40 minutes | Dance, Solo | PG
When I was first assigned to review raw footage, the first thing I did was look up “contemporary dance” on Wikipedia and then desperately searched Youtube for “contemporary dance examples” — I figured a basic education couldn’t hurt. Then Friday night rolled around, I took my seat in the middle-centre, and immediately had to throw out any preconceived notions about what I was about to see.
raw footage is a dance production composed of three solo performances created and performed by Cathy Kyle-Fenton, along with Mary Catherine Jack and Nicola Henry, all three of whom teach dance at The School of Dance in Ottawa.
Cathy Kyle-Fenton opened the performance and it was immediately clear why she called this raw footage. Studio Léonard-Beaulne is a small venue – capacity is only 65 seats – but any bigger, and I don’t think raw footage could work. The sound of Kyle-Fenton’s feet swishing against the floor to the slow measured breathing against the backdrop of a guitar-plucking soundtrack that sounded like how a summer breeze feels, setting the table for a performance that was raw, honest, and wide open to interpretation.
The second act, titled “The Pink Lady”, features Mary Catherine Jack in a tight-fitting evening gown, portraying a woman fighting against the forces of time and the inevitability of fading beauty. Her confident sexuality — amplified by her intense eye contact with the audience as she thrust her hips and slid her body atop and across a table and chair — devolves into panic as her “face, tits, thighs, and ass” aren’t where they should be anymore.
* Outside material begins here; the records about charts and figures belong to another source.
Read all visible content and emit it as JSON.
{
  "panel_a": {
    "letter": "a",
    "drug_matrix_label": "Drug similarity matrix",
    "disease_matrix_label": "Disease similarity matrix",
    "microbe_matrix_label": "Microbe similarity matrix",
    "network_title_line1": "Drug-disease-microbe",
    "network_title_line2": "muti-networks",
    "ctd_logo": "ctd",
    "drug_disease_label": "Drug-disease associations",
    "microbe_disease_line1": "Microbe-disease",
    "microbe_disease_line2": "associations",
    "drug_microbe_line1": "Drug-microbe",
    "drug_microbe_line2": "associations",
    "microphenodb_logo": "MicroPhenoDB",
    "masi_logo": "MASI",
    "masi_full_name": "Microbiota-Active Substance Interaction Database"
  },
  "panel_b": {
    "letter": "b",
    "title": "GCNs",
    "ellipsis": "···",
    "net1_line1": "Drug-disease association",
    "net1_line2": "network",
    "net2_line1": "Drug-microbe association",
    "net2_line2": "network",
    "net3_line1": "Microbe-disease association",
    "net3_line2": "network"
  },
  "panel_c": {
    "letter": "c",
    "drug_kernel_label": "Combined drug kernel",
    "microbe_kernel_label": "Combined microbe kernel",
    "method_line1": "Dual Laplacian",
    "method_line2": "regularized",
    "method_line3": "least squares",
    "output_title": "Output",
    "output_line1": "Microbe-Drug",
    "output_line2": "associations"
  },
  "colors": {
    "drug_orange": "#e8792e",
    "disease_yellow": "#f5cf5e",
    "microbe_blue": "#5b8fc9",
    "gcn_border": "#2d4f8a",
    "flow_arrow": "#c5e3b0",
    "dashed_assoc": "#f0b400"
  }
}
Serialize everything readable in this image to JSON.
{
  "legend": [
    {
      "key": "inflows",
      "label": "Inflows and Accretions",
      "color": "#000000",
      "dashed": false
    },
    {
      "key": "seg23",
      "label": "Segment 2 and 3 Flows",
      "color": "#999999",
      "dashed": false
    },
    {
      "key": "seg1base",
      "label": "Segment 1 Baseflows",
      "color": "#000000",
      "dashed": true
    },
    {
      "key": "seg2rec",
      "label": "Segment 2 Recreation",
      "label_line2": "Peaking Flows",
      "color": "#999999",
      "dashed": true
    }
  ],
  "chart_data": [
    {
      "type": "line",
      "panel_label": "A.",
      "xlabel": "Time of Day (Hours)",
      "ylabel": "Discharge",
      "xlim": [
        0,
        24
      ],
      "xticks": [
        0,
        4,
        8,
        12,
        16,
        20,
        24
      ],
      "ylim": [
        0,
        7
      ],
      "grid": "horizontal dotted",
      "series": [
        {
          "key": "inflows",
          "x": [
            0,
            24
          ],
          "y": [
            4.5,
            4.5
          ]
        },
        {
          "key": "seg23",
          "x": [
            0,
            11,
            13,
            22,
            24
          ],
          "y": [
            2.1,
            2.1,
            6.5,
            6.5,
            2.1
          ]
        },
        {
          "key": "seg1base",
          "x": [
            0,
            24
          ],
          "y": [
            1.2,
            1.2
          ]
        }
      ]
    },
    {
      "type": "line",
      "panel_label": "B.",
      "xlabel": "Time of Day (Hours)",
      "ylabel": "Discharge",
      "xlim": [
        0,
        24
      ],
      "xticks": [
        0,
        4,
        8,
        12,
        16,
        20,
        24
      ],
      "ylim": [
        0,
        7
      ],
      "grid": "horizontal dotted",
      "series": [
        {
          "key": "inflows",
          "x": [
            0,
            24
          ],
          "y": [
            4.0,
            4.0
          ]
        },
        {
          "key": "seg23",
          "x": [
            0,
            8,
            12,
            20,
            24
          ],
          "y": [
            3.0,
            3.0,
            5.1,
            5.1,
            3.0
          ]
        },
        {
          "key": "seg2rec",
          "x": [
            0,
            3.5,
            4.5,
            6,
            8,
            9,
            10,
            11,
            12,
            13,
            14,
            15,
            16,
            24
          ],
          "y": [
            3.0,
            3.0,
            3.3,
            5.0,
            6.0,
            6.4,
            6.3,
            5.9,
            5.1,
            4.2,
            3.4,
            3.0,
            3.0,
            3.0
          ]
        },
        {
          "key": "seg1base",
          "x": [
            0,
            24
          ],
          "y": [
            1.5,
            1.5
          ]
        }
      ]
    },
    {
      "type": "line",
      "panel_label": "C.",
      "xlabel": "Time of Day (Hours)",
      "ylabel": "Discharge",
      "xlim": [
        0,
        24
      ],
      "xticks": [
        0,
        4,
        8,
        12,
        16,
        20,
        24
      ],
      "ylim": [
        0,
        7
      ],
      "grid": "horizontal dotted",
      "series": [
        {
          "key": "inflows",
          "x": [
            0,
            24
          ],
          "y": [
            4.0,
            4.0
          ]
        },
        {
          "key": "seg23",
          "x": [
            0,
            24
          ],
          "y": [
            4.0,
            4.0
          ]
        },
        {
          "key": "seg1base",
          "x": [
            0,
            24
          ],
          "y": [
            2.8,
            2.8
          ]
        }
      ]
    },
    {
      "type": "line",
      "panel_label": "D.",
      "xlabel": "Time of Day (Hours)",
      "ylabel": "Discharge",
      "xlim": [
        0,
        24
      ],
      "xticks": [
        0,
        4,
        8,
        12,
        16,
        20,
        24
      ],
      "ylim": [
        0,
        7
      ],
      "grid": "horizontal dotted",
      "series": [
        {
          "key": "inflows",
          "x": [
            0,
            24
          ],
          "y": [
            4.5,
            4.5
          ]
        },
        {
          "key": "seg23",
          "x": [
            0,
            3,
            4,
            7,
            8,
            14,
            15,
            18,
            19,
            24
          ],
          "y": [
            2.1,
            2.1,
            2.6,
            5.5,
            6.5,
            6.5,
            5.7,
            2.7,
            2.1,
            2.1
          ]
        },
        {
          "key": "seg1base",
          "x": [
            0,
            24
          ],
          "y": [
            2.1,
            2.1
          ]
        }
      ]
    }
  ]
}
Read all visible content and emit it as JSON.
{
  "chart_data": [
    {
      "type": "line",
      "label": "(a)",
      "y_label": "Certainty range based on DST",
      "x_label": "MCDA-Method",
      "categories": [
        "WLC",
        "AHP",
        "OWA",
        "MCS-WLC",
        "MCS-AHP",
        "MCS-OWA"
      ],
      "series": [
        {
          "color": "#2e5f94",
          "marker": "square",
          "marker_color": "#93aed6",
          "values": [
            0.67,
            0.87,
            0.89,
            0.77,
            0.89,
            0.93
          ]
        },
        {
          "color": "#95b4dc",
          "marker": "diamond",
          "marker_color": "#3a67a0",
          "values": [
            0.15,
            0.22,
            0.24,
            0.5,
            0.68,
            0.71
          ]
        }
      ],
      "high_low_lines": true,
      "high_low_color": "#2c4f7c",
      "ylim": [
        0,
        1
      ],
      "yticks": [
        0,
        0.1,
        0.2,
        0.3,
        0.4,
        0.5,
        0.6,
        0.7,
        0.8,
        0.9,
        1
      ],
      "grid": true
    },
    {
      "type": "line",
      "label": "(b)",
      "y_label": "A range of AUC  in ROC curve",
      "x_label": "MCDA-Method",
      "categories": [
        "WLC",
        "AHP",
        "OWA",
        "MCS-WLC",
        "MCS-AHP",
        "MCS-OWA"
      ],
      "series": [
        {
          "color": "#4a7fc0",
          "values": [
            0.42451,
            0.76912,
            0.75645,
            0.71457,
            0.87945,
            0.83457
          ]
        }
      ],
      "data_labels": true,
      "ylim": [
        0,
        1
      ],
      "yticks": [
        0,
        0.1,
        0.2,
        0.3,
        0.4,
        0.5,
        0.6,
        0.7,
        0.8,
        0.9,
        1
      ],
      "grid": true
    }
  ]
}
Described as a desire to surround oneself with life-giving light, “…to the light”, the third and last act has candles vaguely arranged like the stars of the constellation Pleiades. The stage light fades in and Nicola Henry appears: young, beautiful, sombre and full of grace — like the moon in a field of stars on a pitch black night, as the music, slightly glitchy and disjointed, pounds on like a beating heart as Henry absorbs all the light around her, and everything fades to black.
raw footage is an honest, experimental, and minimalist work-in-progress. At times, the narrative felt a little muddled and ambiguous – but as an exercise in interpretive dance, this was probably intentional. With minimal props and excellent lighting work, the dancers were always the focus — captivating in their movement and challenging me to understand their stories. At times, the music felt a little out of place, but not enough to detract from the intensely personal performances. This is the kind of show for audiences that want to feel challenged — and if you’re looking for something straightforward, this is not for you.
raw footage is playing at Studio Léonard Beaulne on the Univeristy of Ottawa campus (135 Séraphin-Marion Private) on Saturday, June 18 – 5:00pm; Sunday, June 19 –7:00pm; Tuesday, June 21 – 7:30pm; Friday, June 24 – 5:30pm; Saturday, June 25 –3:00pm. Tickets are $12.)